After a frustrating experiment in which gauges malfunctioned because they were reportedly installed upside-down, Murphy grumbled something in frustration. According to CTECH, what he said was, "If that guy has any way of making a mistake, he will," while looking at one of his assistants. However, according to Mental Floss and Quartz, he blamed his subordinates as a group, as opposed to just one man, reportedly saying, "If there's any way they can do it wrong, they will."
Sometime later, reporters were interviewing flight surgeon John Paul Stapp, and he told them that, "We do all of our work in consideration of Murphy's Law," and then further explained that, before conducting a test, it's important to "think through all possibilities."
So how did we get from Murphy's frustration and Stapp's explanation to the "law" that is only vaguely similar to what Murphy actually said? CTECH says that the first use of the phrase "Murphy's Law" in connection with the idea that, if anything can go wrong, it will, came in Anne Roe's 1951 book, "The Making of a Scientist."
Murphy reportedly hated being associated with Murphy's Law
The turn of phrase that came to be known as "Murphy's Law" came about years after Murphy said what he said, which was only obliquely similar to the truism that "anything that can go wrong, will go wrong." Further, what Murphy said was in response to a specific set of issues, and not about the universe's indifference (or even hostility) toward us humans.

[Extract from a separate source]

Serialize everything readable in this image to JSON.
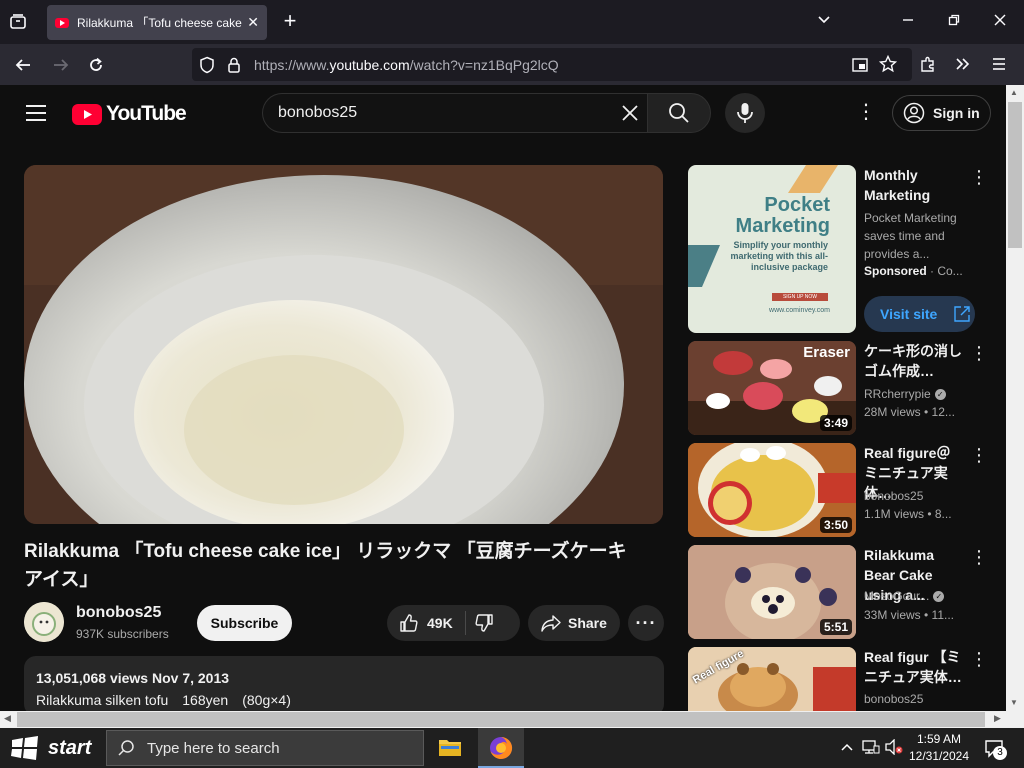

And Murphy himself was rather salty about all of that, according to CTECH. Specifically, after Murphy died in 1990, his son said that the engineer hated being associated with any random inconvenience. For example, as CTECH notes, if someone missed the bus, they would cite Murphy's Law, which would make Murphy himself rage, because something like this is the result of bad planning, and not the result of an unexpected failure despite careful planning.
John Paul Stapp, for his part, also had a take on Murphy's experience that doesn't jibe with the fatalism of Murphy's Law. As Quartz notes, what Stapp took from the test failure was that errors happen, and as such, it should be motivation to excel, rather than just accept that failure is inevitable.